Chen Xiuping, Liu Lingling, Zhong Yingjun, Liu Yang
Department of Rehabilitation Medicine, The First Affiliated Hospital of Nanchang University, Nanchang, Jiangxi, China.
Front Behav Neurosci. 2023 Feb 16;17:1053877. doi: 10.3389/fnbeh.2023.1053877. eCollection 2023.
Our previous studies have revealed that the protective effect of an enriched environment (EE) may be linked with astrocyte proliferation and angiogenesis. However, the relationship between astrocytes and angiogenesis under EE conditions still requires further study. The current research examined the neuroprotective effects of EE on angiogenesis in an astrocytic interleukin-17A (IL-17A)-dependent manner following cerebral ischemia/reperfusion (I/R) injury.

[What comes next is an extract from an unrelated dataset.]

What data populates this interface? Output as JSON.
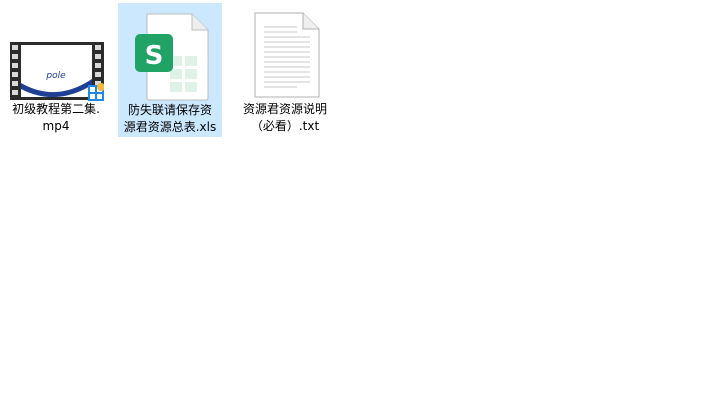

A rat model of ischemic stroke based on middle cerebral artery occlusion (MCAO) for 120 min followed by reperfusion was established, after which rats were housed in either EE or standard conditions. A set of behavior tests were conducted, including the modified neurological severity scores (mNSS) and the rotarod test. The infarct volume was evaluated by means of 2,3,5-Triphenyl tetrazolium chloride (TTC) staining. To evaluate the levels of angiogenesis, the protein levels of CD34 were examined by means of immunofluorescence and western blotting, while the protein and mRNA levels of IL-17A, vascular endothelial growth factor (VEGF), and the angiogenesis-associated factors interleukin-6 (IL-6), JAK2, and STAT3 were detected by western blotting and real-time quantitative PCR (RT-qPCR).

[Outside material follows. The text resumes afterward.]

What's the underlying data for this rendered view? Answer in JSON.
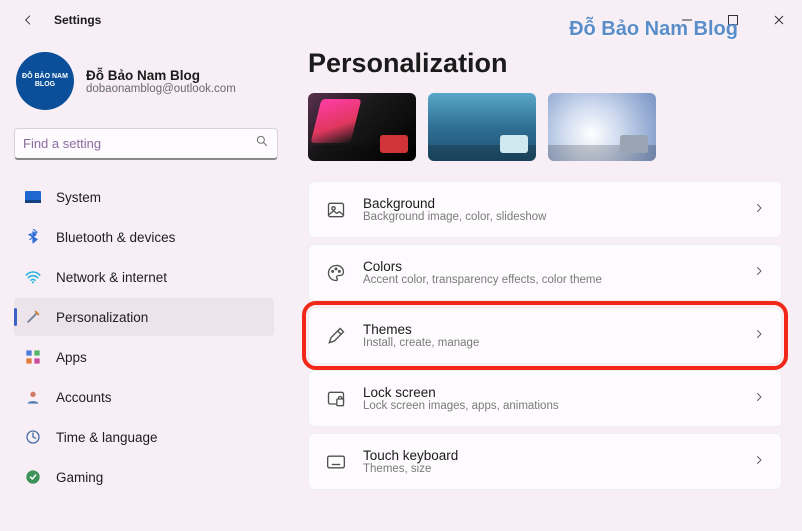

We found that EE promoted functional recovery, reduced infarct volume, and enhanced angiogenesis compared to rats in standard conditions. IL-17A expression in astrocytes was also increased in EE rats. EE treatment increased the levels of microvascular density (MVD) and promoted the expression of CD34, VEGF, IL-6, JAK2, and STAT3 in the penumbra, while the intracerebroventricular injection of the IL-17A-neutralizing antibody in EE rats attenuated EE-mediated functional recovery and angiogenesis.

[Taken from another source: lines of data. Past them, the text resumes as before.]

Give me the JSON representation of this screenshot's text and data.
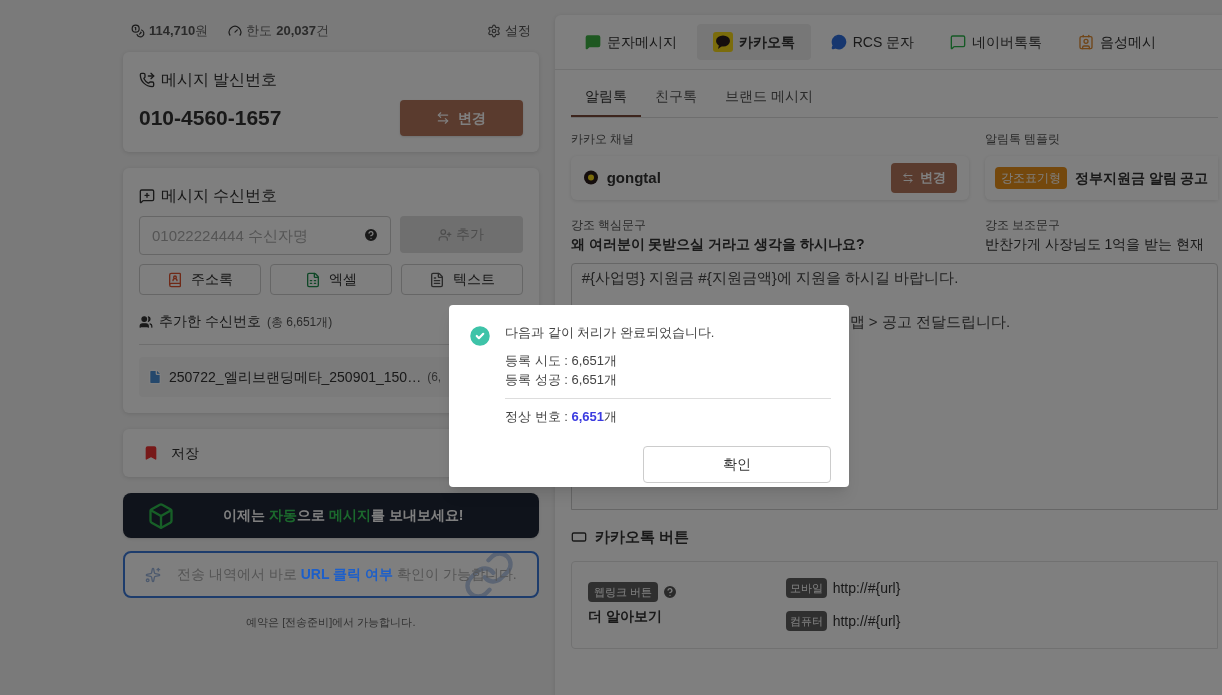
{
  "stats": {
    "balance": "114,710",
    "balance_unit": "원",
    "limit_label": "한도",
    "limit": "20,037",
    "limit_unit": "건",
    "settings": "설정"
  },
  "sender": {
    "title": "메시지 발신번호",
    "number": "010-4560-1657",
    "change_button": "변경"
  },
  "recipient": {
    "title": "메시지 수신번호",
    "placeholder": "01022224444 수신자명",
    "add_button": "추가",
    "add_disabled": true,
    "sources": [
      {
        "kind": "address",
        "label": "주소록"
      },
      {
        "kind": "excel",
        "label": "엑셀"
      },
      {
        "kind": "text",
        "label": "텍스트"
      }
    ],
    "added_title": "추가한 수신번호",
    "added_total": "(총 6,651개)",
    "files": [
      {
        "name": "250722_엘리브랜딩메타_250901_150…",
        "count": "(6,"
      }
    ]
  },
  "save": "저장",
  "promo": [
    {
      "text": "이제는 ",
      "highlight": false
    },
    {
      "text": "자동",
      "highlight": true
    },
    {
      "text": "으로 ",
      "highlight": false
    },
    {
      "text": "메시지",
      "highlight": true
    },
    {
      "text": "를 보내보세요!",
      "highlight": false
    }
  ],
  "url_banner": [
    {
      "text": "전송 내역에서 바로 ",
      "highlight": false
    },
    {
      "text": "URL 클릭 여부",
      "highlight": true
    },
    {
      "text": " 확인이 가능합니다.",
      "highlight": false
    }
  ],
  "reserve_note": "예약은 [전송준비]에서 가능합니다.",
  "channel_tabs": [
    {
      "kind": "sms",
      "label": "문자메시지",
      "selected": false
    },
    {
      "kind": "kakao",
      "label": "카카오톡",
      "selected": true
    },
    {
      "kind": "rcs",
      "label": "RCS 문자",
      "selected": false
    },
    {
      "kind": "naver",
      "label": "네이버톡톡",
      "selected": false
    },
    {
      "kind": "voice",
      "label": "음성메시",
      "selected": false
    }
  ],
  "sub_tabs": [
    {
      "label": "알림톡",
      "selected": true
    },
    {
      "label": "친구톡",
      "selected": false
    },
    {
      "label": "브랜드 메시지",
      "selected": false
    }
  ],
  "kakao_channel": {
    "label": "카카오 채널",
    "name": "gongtal",
    "change_button": "변경"
  },
  "template": {
    "label": "알림톡 템플릿",
    "badge": "강조표기형",
    "name": "정부지원금 알림 공고"
  },
  "emphasis": [
    {
      "label": "강조 핵심문구",
      "text": "왜 여러분이 못받으실 거라고 생각을 하시나요?",
      "bold": true
    },
    {
      "label": "강조 보조문구",
      "text": "반찬가게 사장님도 1억을 받는 현재",
      "bold": false
    }
  ],
  "message_lines": [
    {
      "kind": "full",
      "text": "#{사업명} 지원금 #{지원금액}에 지원을 하시길 바랍니다."
    },
    {
      "kind": "partial",
      "text": "맵 > 공고 전달드립니다."
    }
  ],
  "kakao_buttons": {
    "title": "카카오톡 버튼",
    "button_type": "웹링크 버튼",
    "name": "더 알아보기",
    "links": [
      {
        "label": "모바일",
        "url": "http://#{url}"
      },
      {
        "label": "컴퓨터",
        "url": "http://#{url}"
      }
    ]
  },
  "dialog": {
    "message": "다음과 같이 처리가 완료되었습니다.",
    "rows": [
      "등록 시도 : 6,651개",
      "등록 성공 : 6,651개"
    ],
    "normal_label": "정상 번호 : ",
    "normal_value": "6,651",
    "normal_unit": "개",
    "confirm": "확인"
  }
}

Our findings revealed a possible neuroprotective mechanism of astrocytic IL-17A in EE-mediated angiogenesis and functional recovery after I/R injury, which might provide the theoretical basis for EE in clinical practise for stroke patients and open up new ideas for the research on the neural repair mechanism mediated by IL-17A in the recovery phase of stroke.
我们之前的研究表明,丰富环境(EE)的保护作用可能与星形胶质细胞增殖和血管生成有关。然而,EE条件下星形胶质细胞与血管生成之间的关系仍需进一步研究。当前研究以星形胶质细胞白细胞介素-17A(IL-17A)依赖的方式,研究了EE对脑缺血/再灌注(I/R)损伤后血管生成的神经保护作用。
建立基于大脑中动脉闭塞(MCAO)120分钟后再灌注的缺血性中风大鼠模型,之后将大鼠饲养在EE或标准条件下。进行了一系列行为测试,包括改良神经功能缺损评分(mNSS)和转棒试验。通过2,3,5-氯化三苯基四氮唑(TTC)染色评估梗死体积。为评估血管生成水平,通过免疫荧光和蛋白质印迹检测CD34的蛋白质水平,同时通过蛋白质印迹和实时定量PCR(RT-qPCR)检测IL-17A、血管内皮生长因子(VEGF)以及血管生成相关因子白细胞介素-6(IL-6)、JAK2和STAT3的蛋白质和mRNA水平。
我们发现,与标准条件下的大鼠相比,EE促进了功能恢复,减小了梗死体积,并增强了血管生成。EE大鼠星形胶质细胞中IL-17A表达也增加。EE处理增加了半暗带微血管密度(MVD)水平,并促进了CD34、VEGF、IL-6、JAK2和STAT3的表达,而在EE大鼠脑室内注射IL-17A中和抗体减弱了EE介导的功能恢复和血管生成。
我们的研究结果揭示了星形胶质细胞IL-17A在EE介导的I/R损伤后血管生成和功能恢复中的一种可能的神经保护机制,这可能为EE在中风患者临床实践中的应用提供理论依据,并为中风恢复阶段IL-17A介导的神经修复机制研究开辟新思路。